Ever read the Clark Ashton Smith books? lost Sarcosa etc, that's what you want for Athas: barbaric, strange, brutal, horrible and a scary mystery.

having most of the Sorceror Kings wiped out, a backstory slammed into the setting which was...iffy, and the city of Tyr becoming a blasted DEMOCRACY ?! ruined the setting, ugh.
Such things must only be done by the PCs, that's their job, that's why their players play D&D to do great heroics, not have it done for them!! yeech.

*huge lover of Dark Sun, jus tnot what was done to the setting*
DARK SUN

With all due respect, those setting ideas are as Mary Sue as the characters in the Prism Pentad....to some people. Everyone thinks they have the best idea EVAR for how a campaign world should be set up/explained. Doesn't mean all people will agree on the feeling.

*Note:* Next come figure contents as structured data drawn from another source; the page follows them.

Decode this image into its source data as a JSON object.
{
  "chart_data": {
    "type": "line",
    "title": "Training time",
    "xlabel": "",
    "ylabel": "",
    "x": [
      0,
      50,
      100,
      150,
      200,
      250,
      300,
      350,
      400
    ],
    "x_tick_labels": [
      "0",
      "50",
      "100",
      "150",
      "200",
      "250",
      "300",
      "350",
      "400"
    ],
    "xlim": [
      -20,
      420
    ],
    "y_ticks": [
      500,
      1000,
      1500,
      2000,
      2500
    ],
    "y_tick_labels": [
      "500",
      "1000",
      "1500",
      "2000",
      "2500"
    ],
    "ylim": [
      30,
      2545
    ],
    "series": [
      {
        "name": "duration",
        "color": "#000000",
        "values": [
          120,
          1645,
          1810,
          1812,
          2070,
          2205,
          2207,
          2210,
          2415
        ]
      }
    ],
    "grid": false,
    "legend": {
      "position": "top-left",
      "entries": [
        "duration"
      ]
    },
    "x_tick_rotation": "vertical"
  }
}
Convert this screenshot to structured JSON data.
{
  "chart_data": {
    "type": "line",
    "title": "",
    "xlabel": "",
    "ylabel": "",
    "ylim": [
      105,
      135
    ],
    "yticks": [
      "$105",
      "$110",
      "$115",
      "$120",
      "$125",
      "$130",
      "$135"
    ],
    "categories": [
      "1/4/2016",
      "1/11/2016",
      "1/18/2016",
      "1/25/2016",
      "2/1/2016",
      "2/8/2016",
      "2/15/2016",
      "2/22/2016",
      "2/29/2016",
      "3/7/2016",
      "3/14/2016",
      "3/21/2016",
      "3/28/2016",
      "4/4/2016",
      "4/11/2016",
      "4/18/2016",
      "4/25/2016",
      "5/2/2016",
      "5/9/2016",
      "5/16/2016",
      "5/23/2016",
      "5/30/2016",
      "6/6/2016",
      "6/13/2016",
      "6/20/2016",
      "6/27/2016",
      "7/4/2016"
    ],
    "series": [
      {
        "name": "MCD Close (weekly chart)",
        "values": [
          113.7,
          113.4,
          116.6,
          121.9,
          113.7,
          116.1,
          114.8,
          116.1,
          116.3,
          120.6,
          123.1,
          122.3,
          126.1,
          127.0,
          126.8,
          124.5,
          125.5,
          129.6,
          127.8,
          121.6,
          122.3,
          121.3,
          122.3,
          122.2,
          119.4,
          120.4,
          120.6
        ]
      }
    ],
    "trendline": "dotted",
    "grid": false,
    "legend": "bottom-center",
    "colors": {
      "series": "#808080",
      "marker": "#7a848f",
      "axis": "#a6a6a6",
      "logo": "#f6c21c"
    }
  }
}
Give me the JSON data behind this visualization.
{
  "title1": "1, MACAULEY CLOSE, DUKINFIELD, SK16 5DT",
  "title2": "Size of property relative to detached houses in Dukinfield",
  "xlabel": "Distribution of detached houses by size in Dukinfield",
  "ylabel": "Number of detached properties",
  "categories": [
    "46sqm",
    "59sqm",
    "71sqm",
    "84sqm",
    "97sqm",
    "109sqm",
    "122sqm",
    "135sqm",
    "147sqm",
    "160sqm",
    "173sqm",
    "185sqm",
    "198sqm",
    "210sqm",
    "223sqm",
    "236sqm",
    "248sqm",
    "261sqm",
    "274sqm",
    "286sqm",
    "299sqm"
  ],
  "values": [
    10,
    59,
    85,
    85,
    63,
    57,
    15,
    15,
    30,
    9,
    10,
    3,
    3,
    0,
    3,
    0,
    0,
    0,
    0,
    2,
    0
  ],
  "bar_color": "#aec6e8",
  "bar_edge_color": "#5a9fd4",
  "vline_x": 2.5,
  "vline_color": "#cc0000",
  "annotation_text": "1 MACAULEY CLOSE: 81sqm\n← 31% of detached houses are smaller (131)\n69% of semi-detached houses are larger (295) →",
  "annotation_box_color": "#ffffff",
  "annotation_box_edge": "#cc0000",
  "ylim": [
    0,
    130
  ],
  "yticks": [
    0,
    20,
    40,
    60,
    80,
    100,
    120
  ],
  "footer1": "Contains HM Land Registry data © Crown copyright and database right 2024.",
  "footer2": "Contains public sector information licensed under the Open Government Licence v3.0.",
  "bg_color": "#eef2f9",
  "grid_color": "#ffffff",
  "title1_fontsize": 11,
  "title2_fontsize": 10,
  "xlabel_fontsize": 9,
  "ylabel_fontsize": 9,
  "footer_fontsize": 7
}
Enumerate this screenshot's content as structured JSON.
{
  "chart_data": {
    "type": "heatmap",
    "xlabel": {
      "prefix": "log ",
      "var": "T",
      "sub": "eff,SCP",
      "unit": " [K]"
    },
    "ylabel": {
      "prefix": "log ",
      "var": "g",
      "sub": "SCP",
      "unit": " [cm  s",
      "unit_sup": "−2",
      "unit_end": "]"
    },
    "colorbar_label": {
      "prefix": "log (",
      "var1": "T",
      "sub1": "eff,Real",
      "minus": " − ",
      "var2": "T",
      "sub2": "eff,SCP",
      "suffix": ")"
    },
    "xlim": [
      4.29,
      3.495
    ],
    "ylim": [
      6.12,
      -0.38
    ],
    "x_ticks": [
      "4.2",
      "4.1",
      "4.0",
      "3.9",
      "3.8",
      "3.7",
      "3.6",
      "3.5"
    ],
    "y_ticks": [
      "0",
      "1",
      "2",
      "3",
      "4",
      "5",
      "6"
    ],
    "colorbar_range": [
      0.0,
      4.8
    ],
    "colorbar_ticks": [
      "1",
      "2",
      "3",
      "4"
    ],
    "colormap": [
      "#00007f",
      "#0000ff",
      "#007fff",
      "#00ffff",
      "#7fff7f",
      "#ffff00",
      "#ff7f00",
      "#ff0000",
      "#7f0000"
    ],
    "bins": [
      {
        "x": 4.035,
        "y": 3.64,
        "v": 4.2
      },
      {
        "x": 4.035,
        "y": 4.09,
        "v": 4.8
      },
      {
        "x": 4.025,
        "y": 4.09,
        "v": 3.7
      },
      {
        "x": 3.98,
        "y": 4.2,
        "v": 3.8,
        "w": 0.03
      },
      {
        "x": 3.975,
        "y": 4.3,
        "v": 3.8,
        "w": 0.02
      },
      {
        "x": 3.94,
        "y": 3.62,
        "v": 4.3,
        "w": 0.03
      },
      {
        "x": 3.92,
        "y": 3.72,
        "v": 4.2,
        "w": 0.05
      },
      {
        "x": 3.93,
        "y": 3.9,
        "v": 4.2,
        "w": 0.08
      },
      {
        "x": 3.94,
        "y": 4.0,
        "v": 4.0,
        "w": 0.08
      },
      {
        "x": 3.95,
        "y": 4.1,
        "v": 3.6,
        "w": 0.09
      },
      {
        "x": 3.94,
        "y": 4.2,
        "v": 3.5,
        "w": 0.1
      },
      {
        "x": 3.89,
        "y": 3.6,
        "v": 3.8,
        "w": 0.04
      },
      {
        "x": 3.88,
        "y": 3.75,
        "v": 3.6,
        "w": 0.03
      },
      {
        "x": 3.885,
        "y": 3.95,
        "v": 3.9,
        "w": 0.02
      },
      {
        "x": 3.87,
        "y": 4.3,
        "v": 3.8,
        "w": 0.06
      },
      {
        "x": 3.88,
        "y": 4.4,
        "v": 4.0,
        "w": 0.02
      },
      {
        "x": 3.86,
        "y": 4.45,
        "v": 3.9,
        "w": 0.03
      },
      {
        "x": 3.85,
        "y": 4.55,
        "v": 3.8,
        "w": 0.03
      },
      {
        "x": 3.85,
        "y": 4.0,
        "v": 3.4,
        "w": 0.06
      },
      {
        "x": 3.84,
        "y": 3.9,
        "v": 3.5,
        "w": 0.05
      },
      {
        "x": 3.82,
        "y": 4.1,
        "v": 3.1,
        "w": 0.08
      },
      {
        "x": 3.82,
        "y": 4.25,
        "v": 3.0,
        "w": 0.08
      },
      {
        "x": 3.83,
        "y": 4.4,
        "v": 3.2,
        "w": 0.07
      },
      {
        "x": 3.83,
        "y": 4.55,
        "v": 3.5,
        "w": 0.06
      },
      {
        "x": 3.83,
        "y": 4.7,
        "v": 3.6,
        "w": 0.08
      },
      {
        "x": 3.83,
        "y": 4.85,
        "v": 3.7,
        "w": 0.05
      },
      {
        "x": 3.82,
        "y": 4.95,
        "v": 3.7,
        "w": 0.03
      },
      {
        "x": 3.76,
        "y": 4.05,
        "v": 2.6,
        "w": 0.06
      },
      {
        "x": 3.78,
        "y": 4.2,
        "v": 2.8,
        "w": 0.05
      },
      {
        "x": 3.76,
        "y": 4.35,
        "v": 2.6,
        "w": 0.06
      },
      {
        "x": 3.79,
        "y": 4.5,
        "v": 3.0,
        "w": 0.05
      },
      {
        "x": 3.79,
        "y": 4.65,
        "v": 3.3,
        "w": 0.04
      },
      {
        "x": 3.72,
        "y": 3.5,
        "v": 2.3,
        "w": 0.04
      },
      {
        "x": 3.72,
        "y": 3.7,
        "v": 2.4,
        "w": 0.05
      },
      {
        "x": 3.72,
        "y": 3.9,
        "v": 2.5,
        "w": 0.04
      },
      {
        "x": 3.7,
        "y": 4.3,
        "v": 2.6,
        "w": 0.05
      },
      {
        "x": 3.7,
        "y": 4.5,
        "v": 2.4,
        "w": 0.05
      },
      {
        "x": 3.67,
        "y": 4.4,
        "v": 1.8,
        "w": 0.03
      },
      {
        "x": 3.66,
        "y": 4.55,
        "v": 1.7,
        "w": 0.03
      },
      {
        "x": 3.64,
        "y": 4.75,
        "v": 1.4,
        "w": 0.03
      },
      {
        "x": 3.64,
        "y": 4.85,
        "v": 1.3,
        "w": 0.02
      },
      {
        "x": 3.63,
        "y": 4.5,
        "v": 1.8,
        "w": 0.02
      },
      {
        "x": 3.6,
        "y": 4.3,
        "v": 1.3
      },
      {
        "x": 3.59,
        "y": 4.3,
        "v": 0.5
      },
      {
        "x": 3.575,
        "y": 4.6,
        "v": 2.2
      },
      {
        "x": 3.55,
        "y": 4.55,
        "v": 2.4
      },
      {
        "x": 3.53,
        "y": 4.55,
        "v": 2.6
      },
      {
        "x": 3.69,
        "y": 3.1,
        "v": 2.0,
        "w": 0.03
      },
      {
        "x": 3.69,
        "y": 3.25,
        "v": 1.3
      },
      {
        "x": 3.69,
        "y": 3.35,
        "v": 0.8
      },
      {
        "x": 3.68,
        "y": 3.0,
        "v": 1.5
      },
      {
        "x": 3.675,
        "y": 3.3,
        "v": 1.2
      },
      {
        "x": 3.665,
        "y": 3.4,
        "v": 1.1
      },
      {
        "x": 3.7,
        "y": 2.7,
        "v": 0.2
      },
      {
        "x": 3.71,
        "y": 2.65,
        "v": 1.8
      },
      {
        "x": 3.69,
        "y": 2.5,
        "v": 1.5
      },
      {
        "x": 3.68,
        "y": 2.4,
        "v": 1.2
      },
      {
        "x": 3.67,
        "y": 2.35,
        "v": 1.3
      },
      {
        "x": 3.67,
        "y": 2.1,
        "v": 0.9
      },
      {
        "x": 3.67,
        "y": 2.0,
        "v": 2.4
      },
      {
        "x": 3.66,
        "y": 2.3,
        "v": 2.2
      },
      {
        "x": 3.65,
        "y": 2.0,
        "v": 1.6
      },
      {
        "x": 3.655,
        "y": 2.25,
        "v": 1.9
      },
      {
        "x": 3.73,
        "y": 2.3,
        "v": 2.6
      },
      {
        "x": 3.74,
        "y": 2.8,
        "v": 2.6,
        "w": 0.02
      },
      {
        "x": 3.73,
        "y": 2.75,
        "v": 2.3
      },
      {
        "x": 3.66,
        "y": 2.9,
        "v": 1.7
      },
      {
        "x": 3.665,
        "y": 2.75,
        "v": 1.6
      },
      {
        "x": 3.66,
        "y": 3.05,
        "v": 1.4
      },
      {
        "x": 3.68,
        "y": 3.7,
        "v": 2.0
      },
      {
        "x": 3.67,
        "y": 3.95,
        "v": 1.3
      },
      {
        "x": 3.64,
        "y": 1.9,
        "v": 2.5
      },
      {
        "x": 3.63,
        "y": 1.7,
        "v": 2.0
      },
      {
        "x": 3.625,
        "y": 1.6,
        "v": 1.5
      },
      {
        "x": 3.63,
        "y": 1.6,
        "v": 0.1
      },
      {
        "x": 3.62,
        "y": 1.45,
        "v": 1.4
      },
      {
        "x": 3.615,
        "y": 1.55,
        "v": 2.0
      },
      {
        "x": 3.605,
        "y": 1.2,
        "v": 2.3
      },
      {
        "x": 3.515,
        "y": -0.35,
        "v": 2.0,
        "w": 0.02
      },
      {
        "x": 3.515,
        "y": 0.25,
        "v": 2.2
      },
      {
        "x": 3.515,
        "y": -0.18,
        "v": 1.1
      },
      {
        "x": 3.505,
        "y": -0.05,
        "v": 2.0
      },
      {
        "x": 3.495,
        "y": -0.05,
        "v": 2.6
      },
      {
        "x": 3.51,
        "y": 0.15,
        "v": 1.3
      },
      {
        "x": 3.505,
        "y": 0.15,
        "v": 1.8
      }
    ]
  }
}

I don't think the player knowing that the Sorcerer Kings were former Champions of Rajaat necessarily means that the character will. I mean, unless your characters are hanging with Sadira and Rikus, how would they ever know? It's not exactly common knowledge. To 99.9999999999% of the population of Athas, the Sorcerer-Kings are brutal, enigmatic, vile, and mega powerful beings who can crush most others like bugs. Knowing that they're the former captains of a megalomaniacal fantasy contemporary of Hitler, and the world is in its current state due to a massive holocaust against a whole bunch of the nonhuman races doesn't diminish the setting any more. I think it makes it even *more* tragic. Athas has been horribly scarred by the process of genocide. All that potential, all those people wiped out. Now, the survivors, millenia later, eke out what living they can in the broken, burned, and depleted remnants of their planet, and they're *still* fighting each other. To me, it was always a very bleak setting...especially once they described *why* it was the way it was.

In any case, my whole point was that the materials, including novels, which come after initial setting launch do have purpose, and in many cases make very valuable contributions to campaign settings.......so I just feel that it's throwing the baby out with the bathwater to say that all products after the initial campaign setting launches only ever detracted from those settings.